Barley, one of the oldest crops in the world dating back what some expect to be 10,000 years, is often praised for contributions to the beverage industry as a key ingredient to beer. However, its power and potential in the food industry is not something to let slip past you. This grain has many options for you to incorporate it into your lifestyle, and provides benefits that will exceed your expectations. Below, you can find the three things you should know before adding barley to your diet.

1: There’s many different types of barley you can eat

Depending on what you are looking for when adding barley to your diet, there are a few different options of barley to choose from. Hulled barley, an official whole grain, has not gone through as much processing, which allows it to keep its bran and germ, while still removing the inedible outer shell. Hulled barley can be used to add an extra boost of fiber, has a texture that seems chewier, and takes a bit longer to cook.  Pearled barley does not have the hull or bran and is able to be cooked much faster, but also has a few less nutrients compared to hulled barley. Pearled barley is also often much easier to access in grocery stores and can still supply an excellent source for fiber and protein. Hulless waxy barley does not have the hull, but keeps its bran germ and endosperm. Along with being a strong source of protein, hulless waxy barley has a mild nut like flavor that can be used to add a soft texture to baked items as a flour.

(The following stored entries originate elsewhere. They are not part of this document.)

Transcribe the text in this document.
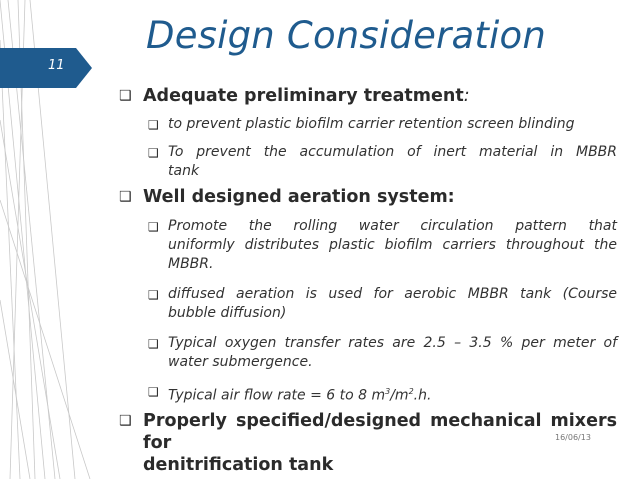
11
Design Consideration
❑ Adequate preliminary treatment:
❑ to prevent plastic biofilm carrier retention screen blinding
❑ To prevent the accumulation of inert material in MBBR
tank
❑ Well designed aeration system:
❑ Promote the rolling water circulation pattern that
uniformly distributes plastic biofilm carriers throughout the
MBBR.
❑ diffused aeration is used for aerobic MBBR tank (Course
bubble diffusion)
❑ Typical oxygen transfer rates are 2.5 – 3.5 % per meter of
water submergence.
❑ Typical air flow rate = 6 to 8 $m^3/m^2.h$.
❑ Properly specified/designed mechanical mixers for
denitrification tank
16/06/13
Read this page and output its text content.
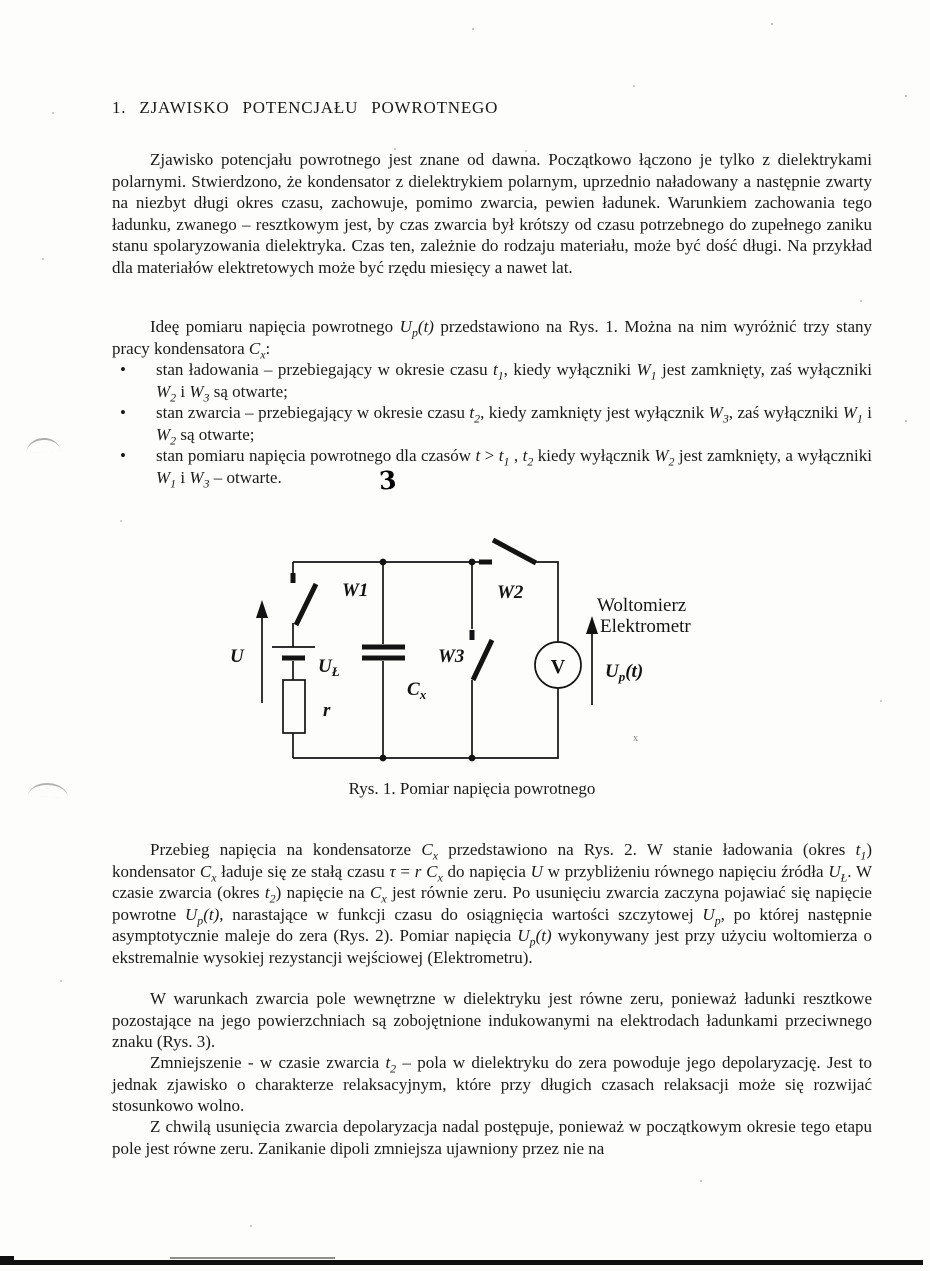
1. ZJAWISKO POTENCJAŁU POWROTNEGO

Zjawisko potencjału powrotnego jest znane od dawna. Początkowo łączono je tylko z dielektrykami polarnymi. Stwierdzono, że kondensator z dielektrykiem polarnym, uprzednio naładowany a następnie zwarty na niezbyt długi okres czasu, zachowuje, pomimo zwarcia, pewien ładunek. Warunkiem zachowania tego ładunku, zwanego – resztkowym jest, by czas zwarcia był krótszy od czasu potrzebnego do zupełnego zaniku stanu spolaryzowania dielektryka. Czas ten, zależnie do rodzaju materiału, może być dość długi. Na przykład dla materiałów elektretowych może być rzędu miesięcy a nawet lat.

Ideę pomiaru napięcia powrotnego $U_p(t)$ przedstawiono na Rys. 1. Można na nim wyróżnić trzy stany pracy kondensatora $C_x$:

• stan ładowania – przebiegający w okresie czasu $t_1$, kiedy wyłączniki $W_1$ jest zamknięty, zaś wyłączniki $W_2$ i $W_3$ są otwarte;
• stan zwarcia – przebiegający w okresie czasu $t_2$, kiedy zamknięty jest wyłącznik $W_3$, zaś wyłączniki $W_1$ i $W_2$ są otwarte;
• stan pomiaru napięcia powrotnego dla czasów $t > t_1$ , $t_2$ kiedy wyłącznik $W_2$ jest zamknięty, a wyłączniki $W_1$ i $W_3$ – otwarte.	3
W1	W2
W3
U	$U_Ł$
$C_x$
r
V
Woltomierz
Elektrometr
$U_p(t)$
x
Rys. 1. Pomiar napięcia powrotnego

Przebieg napięcia na kondensatorze $C_x$ przedstawiono na Rys. 2. W stanie ładowania (okres $t_1$) kondensator $C_x$ ładuje się ze stałą czasu τ = r $C_x$ do napięcia U w przybliżeniu równego napięciu źródła $U_Ł$. W czasie zwarcia (okres $t_2$) napięcie na $C_x$ jest równie zeru. Po usunięciu zwarcia zaczyna pojawiać się napięcie powrotne $U_p(t)$, narastające w funkcji czasu do osiągnięcia wartości szczytowej $U_p$, po której następnie asymptotycznie maleje do zera (Rys. 2). Pomiar napięcia $U_p(t)$ wykonywany jest przy użyciu woltomierza o ekstremalnie wysokiej rezystancji wejściowej (Elektrometru).

W warunkach zwarcia pole wewnętrzne w dielektryku jest równe zeru, ponieważ ładunki resztkowe pozostające na jego powierzchniach są zobojętnione indukowanymi na elektrodach ładunkami przeciwnego znaku (Rys. 3).

Zmniejszenie - w czasie zwarcia $t_2$ – pola w dielektryku do zera powoduje jego depolaryzację. Jest to jednak zjawisko o charakterze relaksacyjnym, które przy długich czasach relaksacji może się rozwijać stosunkowo wolno.

Z chwilą usunięcia zwarcia depolaryzacja nadal postępuje, ponieważ w początkowym okresie tego etapu pole jest równe zeru. Zanikanie dipoli zmniejsza ujawniony przez nie na
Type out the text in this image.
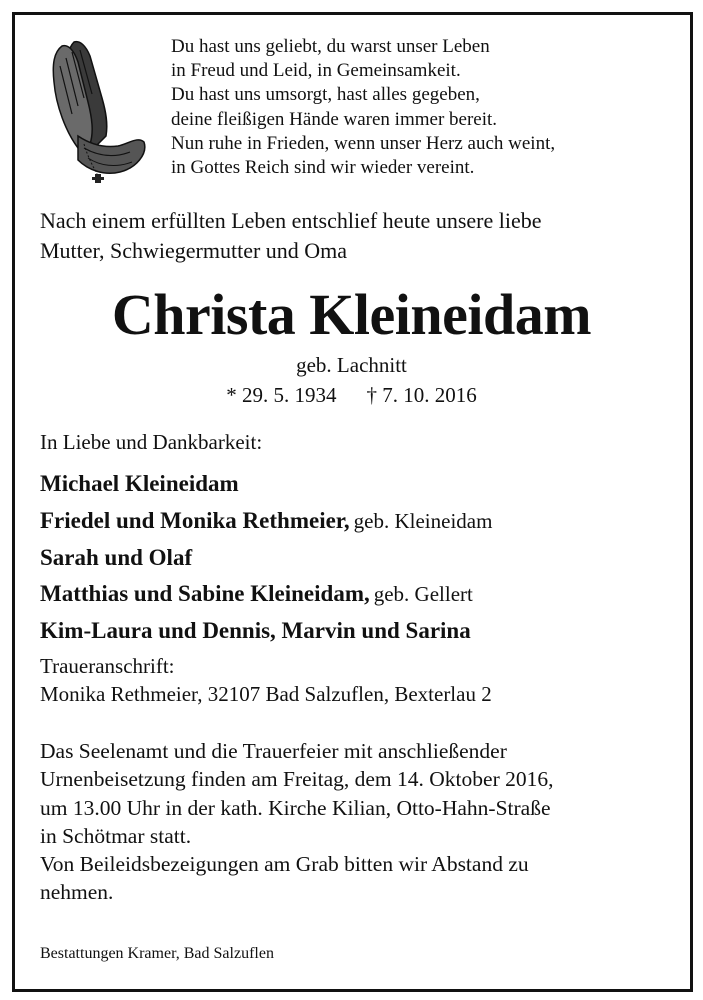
Du hast uns geliebt, du warst unser Leben
in Freud und Leid, in Gemeinsamkeit.
Du hast uns umsorgt, hast alles gegeben,
deine fleißigen Hände waren immer bereit.
Nun ruhe in Frieden, wenn unser Herz auch weint,
in Gottes Reich sind wir wieder vereint.
Nach einem erfüllten Leben entschlief heute unsere liebe
Mutter, Schwiegermutter und Oma
Christa Kleineidam
geb. Lachnitt
* 29. 5. 1934 † 7. 10. 2016
In Liebe und Dankbarkeit:
Michael Kleineidam
Friedel und Monika Rethmeier, geb. Kleineidam
Sarah und Olaf
Matthias und Sabine Kleineidam, geb. Gellert
Kim-Laura und Dennis, Marvin und Sarina
Traueranschrift:
Monika Rethmeier, 32107 Bad Salzuflen, Bexterlau 2
Das Seelenamt und die Trauerfeier mit anschließender
Urnenbeisetzung finden am Freitag, dem 14. Oktober 2016,
um 13.00 Uhr in der kath. Kirche Kilian, Otto-Hahn-Straße
in Schötmar statt.
Von Beileidsbezeigungen am Grab bitten wir Abstand zu
nehmen.
Bestattungen Kramer, Bad Salzuflen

2: Barley is super healthy

Barley often receives high praise for being a wonderful heart healthy grain. Supplying nutrients such as folate, iron, vitamin B-6, potassium, and having no cholesterol, people that have barley in their diet have the chance of reducing heart disease and high blood pressure.

Along with being heart healthy, barley contains beta-glucan, which is effective with reducing a person’s appetite and intake of food, as well as niacin, riboflavin, magnesium, thiamin, and selenium which increases the body’s cell formation process, such as carrying oxygen through bloodstreams, and improves the performance of the immune system.

3: The possibilities of cooking with barley are endless

Whether you want to completely jump on the barley band wagon, or take baby steps to adding this grain to your diet, the possibilities of cooking with barley are endless. Barley can be added to a side dish, or become the star of your main dish. It can be used to as part of a soup, in a pie crust or other baked goods, and much much more!

Barley isn’t going anywhere any time soon, so why not take advantage of all the benefits that this grain offers? From the variety of options of using it, to its copious amount of health benefits, to the endless possibilities of cooking with it, barley is a versatile grain that anyone, and everyone, should use.